Colombia ya tiene la suficiente cantidad de problemas y de amenazas violentas, como para generarle inconvenientes adicionales, en esta oportunidad relacionados con la diafanidad de los datos del preconteo de la primera vuelta presidencial que dio como finalistas a Abelardo de la Espriella e Iván Cepeda.
“Como presidente no acepto los resultados del preconteo de la firma privada de los hermanos Bautista, porque debiendo estar quietos los algoritmos del software de conteo y escrutinios, en la última semana fueron variados en tres oportunidades y agregaron 800.000 cédulas más de personas que no están en el censo oficial presentado”.
El anterior párrafo hace parte del mensaje que desde la red social X emitió el presidente Gustavo Petro el domingo 31 de mayo por la noche.
Una salida de esta naturaleza por parte del jefe de Estado, sin ni siquiera permitir que transcurrieran los escrutinios que es donde se pueden presentar las reclamaciones y pedir las revisiones de los resultados en las mesas que sean impugnadas, lo único que hace es profundizar la incertidumbre y lanzar un manto de duda sobre la institucionalidad electoral.
En medio de ese ambiente, hubo un mensaje dirigido al jefe de Estado enviado por el director del Partido Liberal, César Gaviria quien le dijo que “Colombia necesita un presidente que gobierne estos últimos meses con la seriedad que el cargo exige. No un agitador que use el poder del Estado para torcer la voluntad popular”.

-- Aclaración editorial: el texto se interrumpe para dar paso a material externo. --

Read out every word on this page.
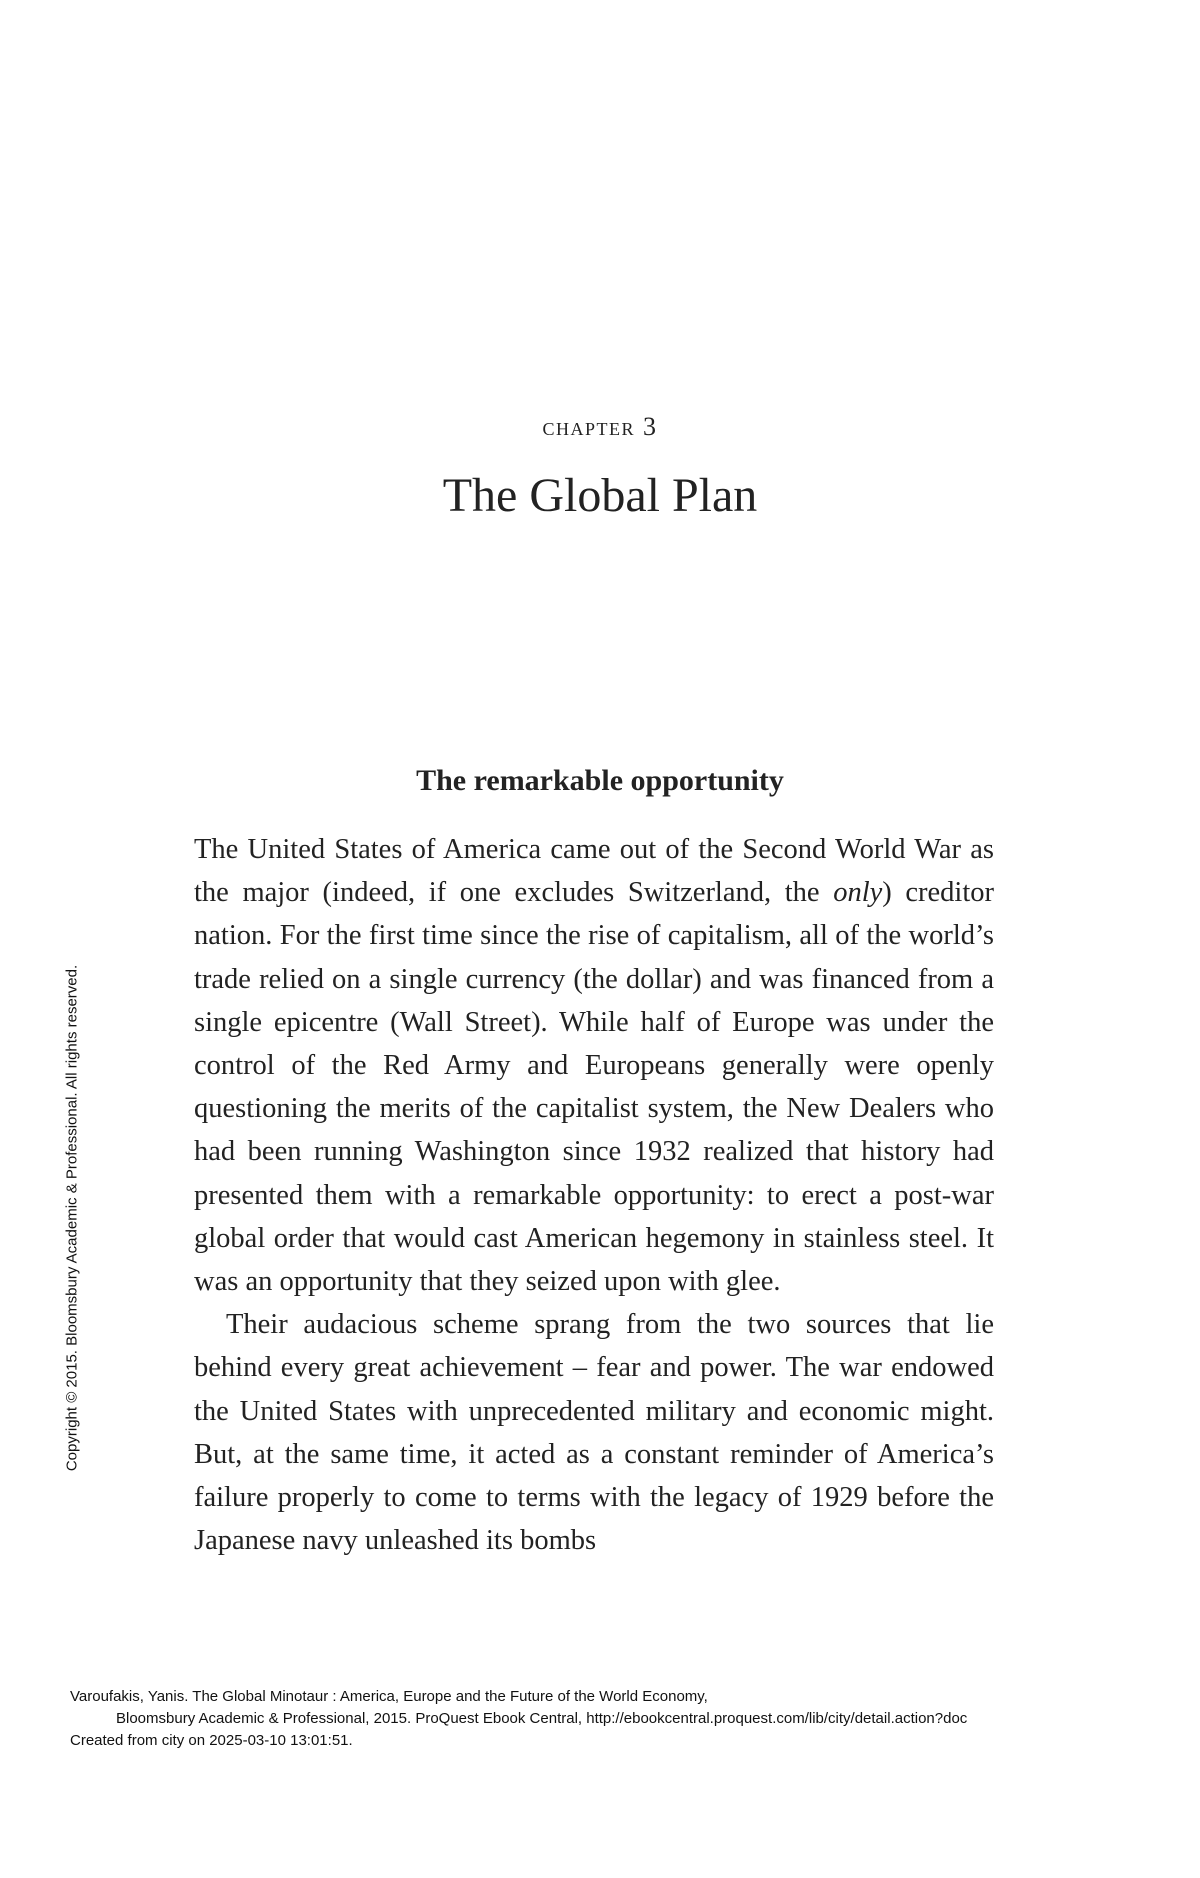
chapter 3
The Global Plan
The remarkable opportunity

The United States of America came out of the Second World War as the major (indeed, if one excludes Switzerland, the only) creditor nation. For the first time since the rise of capitalism, all of the world’s trade relied on a single currency (the dollar) and was financed from a single epicentre (Wall Street). While half of Europe was under the control of the Red Army and Europeans generally were openly questioning the merits of the capitalist system, the New Dealers who had been running Washington since 1932 realized that history had presented them with a remarkable opportunity: to erect a post-war global order that would cast American hegemony in stainless steel. It was an opportunity that they seized upon with glee.

Their audacious scheme sprang from the two sources that lie behind every great achievement – fear and power. The war endowed the United States with unprecedented military and economic might. But, at the same time, it acted as a constant reminder of America’s failure properly to come to terms with the legacy of 1929 before the Japanese navy unleashed its bombs

Copyright © 2015. Bloomsbury Academic & Professional. All rights reserved.
Varoufakis, Yanis. The Global Minotaur : America, Europe and the Future of the World Economy,
Bloomsbury Academic & Professional, 2015. ProQuest Ebook Central, http://ebookcentral.proquest.com/lib/city/detail.action?doc
Created from city on 2025-03-10 13:01:51.
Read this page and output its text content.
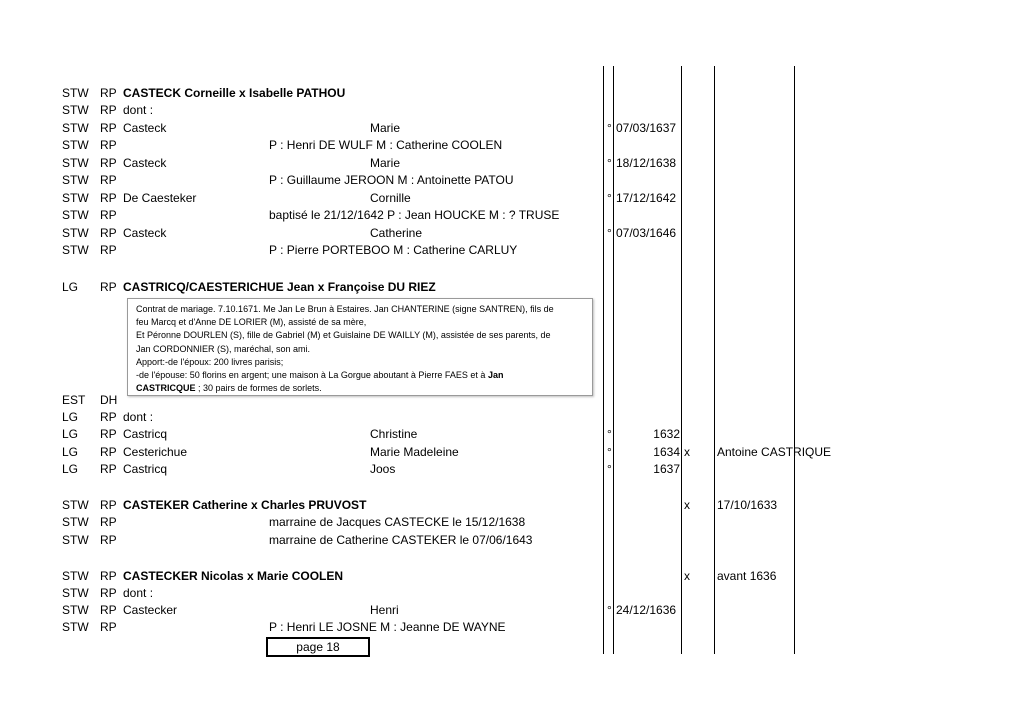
STW RP CASTECK Corneille x Isabelle PATHOU
STW RP dont :
STW RP Casteck	Marie	° 07/03/1637
STW RP	P : Henri DE WULF M : Catherine COOLEN
STW RP Casteck	Marie	° 18/12/1638
STW RP	P : Guillaume JEROON M : Antoinette PATOU
STW RP De Caesteker	Cornille	° 17/12/1642
STW RP	baptisé le 21/12/1642 P : Jean HOUCKE M : ? TRUSE
STW RP Casteck	Catherine	° 07/03/1646
STW RP	P : Pierre PORTEBOO M : Catherine CARLUY
LG RP CASTRICQ/CAESTERICHUE Jean x Françoise DU RIEZ
EST DH
LG RP dont :
LG RP Castricq	Christine	°	1632
LG RP Cesterichue	Marie Madeleine	°	1634 x Antoine CASTRIQUE
LG RP Castricq	Joos	°	1637
STW RP CASTEKER Catherine x Charles PRUVOST	x 17/10/1633
STW RP	marraine de Jacques CASTECKE le 15/12/1638
STW RP	marraine de Catherine CASTEKER le 07/06/1643
STW RP CASTECKER Nicolas x Marie COOLEN	x avant 1636
STW RP dont :
STW RP Castecker	Henri	° 24/12/1636
STW RP	P : Henri LE JOSNE M : Jeanne DE WAYNE
Contrat de mariage. 7.10.1671. Me Jan Le Brun à Estaires. Jan CHANTERINE (signe SANTREN), fils de
feu Marcq et d'Anne DE LORIER (M), assisté de sa mère,
Et Péronne DOURLEN (S), fille de Gabriel (M) et Guislaine DE WAILLY (M), assistée de ses parents, de
Jan CORDONNIER (S), maréchal, son ami.
Apport:-de l'époux: 200 livres parisis;
-de l'épouse: 50 florins en argent; une maison à La Gorgue aboutant à Pierre FAES et à Jan
CASTRICQUE ; 30 pairs de formes de sorlets.
page 18
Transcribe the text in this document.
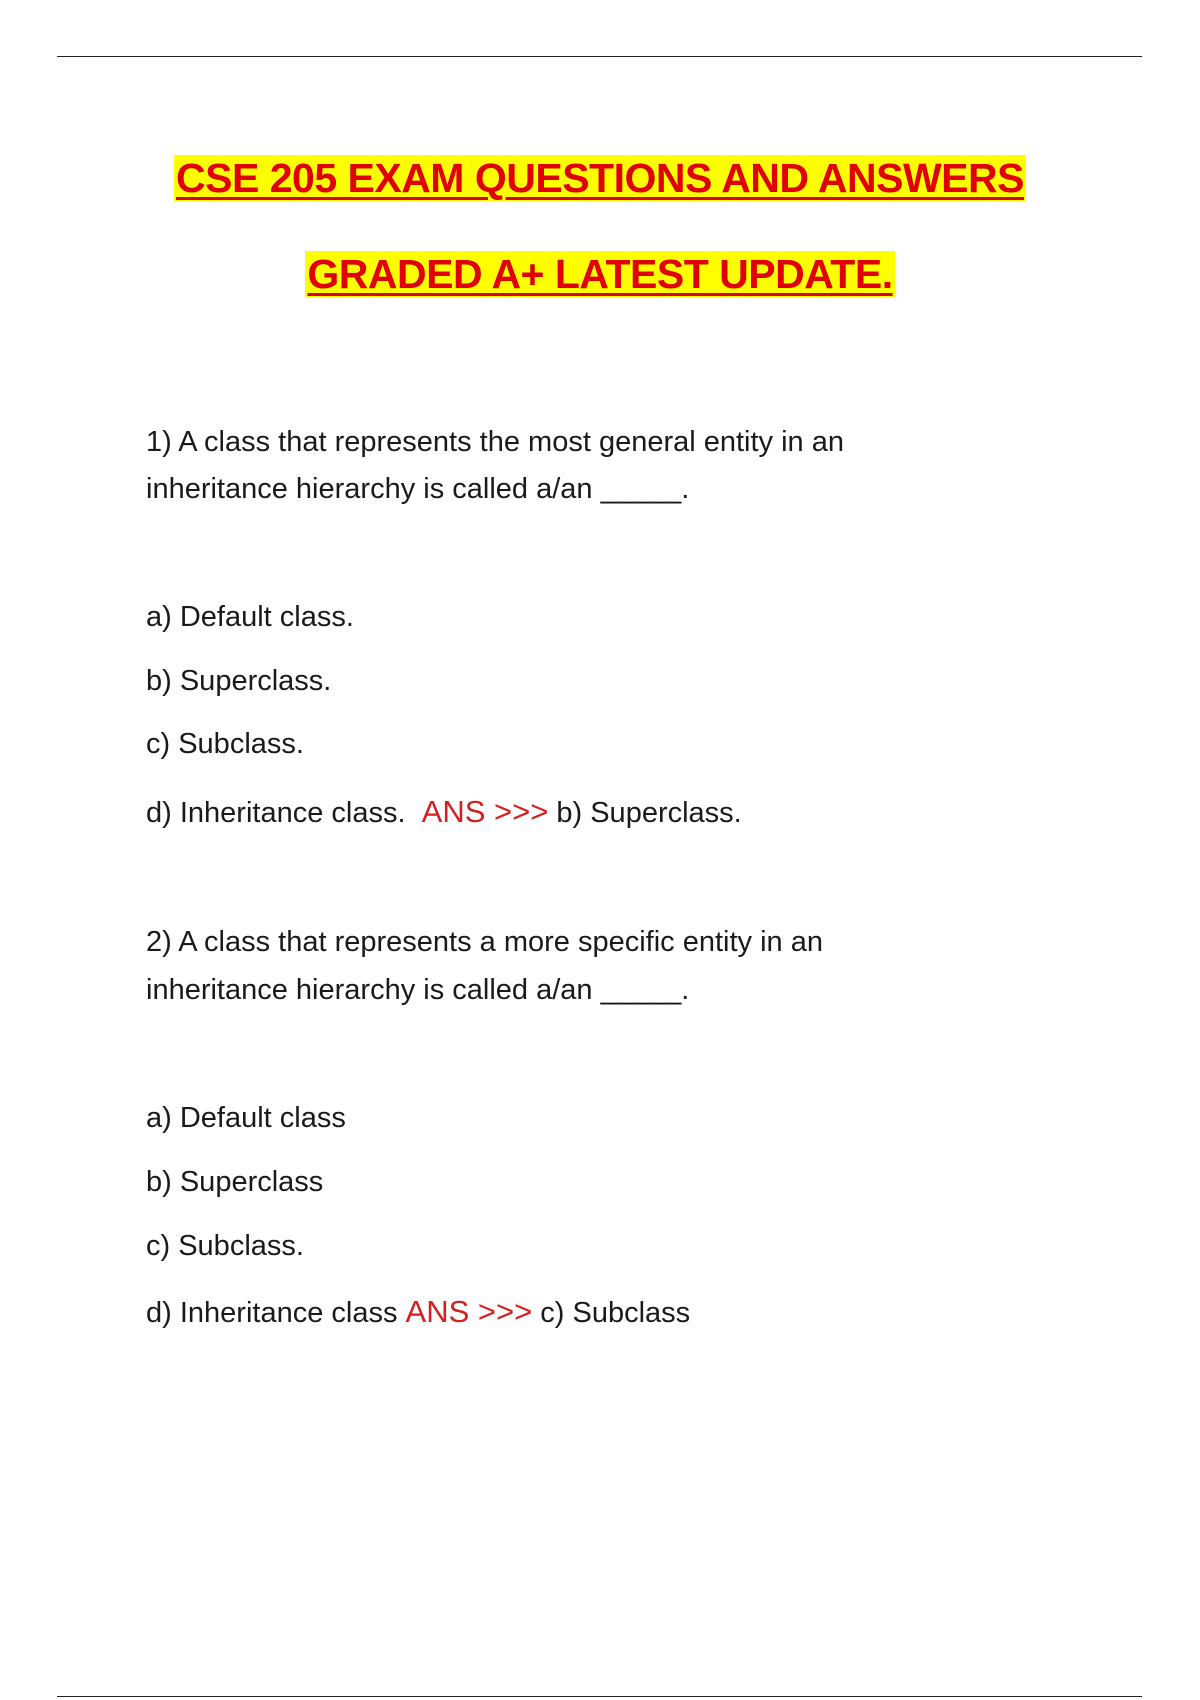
CSE 205 EXAM QUESTIONS AND ANSWERS
GRADED A+ LATEST UPDATE.
1) A class that represents the most general entity in an
inheritance hierarchy is called a/an _____.
a) Default class.
b) Superclass.
c) Subclass.
d) Inheritance class. ANS >>> b) Superclass.
2) A class that represents a more specific entity in an
inheritance hierarchy is called a/an _____.
a) Default class
b) Superclass
c) Subclass.
d) Inheritance class ANS >>> c) Subclass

Las últimas dos líneas son concordantes con la imagen que con sus actuaciones y afirmaciones deja entrever el presidente Petro, no solamente en la plaza pública, sino en las reuniones del consejo de ministros o en sus declaraciones de redes sociales.
“Alerta democrática máxima. El ataque sistemático del presidente de la República al sistema electoral colombiano y al proceso democrático amerita la intervención de garantes internacionales que permitan a los ciudadanos llevar a cabo una elección en paz”, fue lo planteado por el presidente de la ANDI, Bruce Mac Master.
Un consejo para el presidente es que piense dos veces lo que va a plantear, teniendo en cuenta el impacto provocado por sus declaraciones teniendo presente el poder de su investidura.
Al país y a regiones como la nuestra, afectadas por multiplicidad de problemas y con un conflicto armado que no da tregua en el Catatumbo, cuestionamientos como los señalados contra los comicios presidenciales no le hacen bien a la democracia ni a la estabilidad misma del país n mucho menos a la concordia y la paz.
Es igualmente necesario que el presidente actúe más como estadista, en el entendido que gobierna para todos los colombianos y, en caso de dudas, es indispensable acogerse a los trámites respectivos o intervenir directamente ante las entidades respectivas para que se investiguen y aclaren antes de exponerlas públicamente.
La realidad que está saliendo de las urnas pone sobre la mesa que no existen, hasta ahora, ni evidencias ni reclamos serios en cuanto a probables hechos que empañen la transparencia de las justas electorales del 31 de mayo cuando los electores determinaron que haya segunda vuelta para decidirse por las propuestas de De la Espriella o los programas de Cepeda.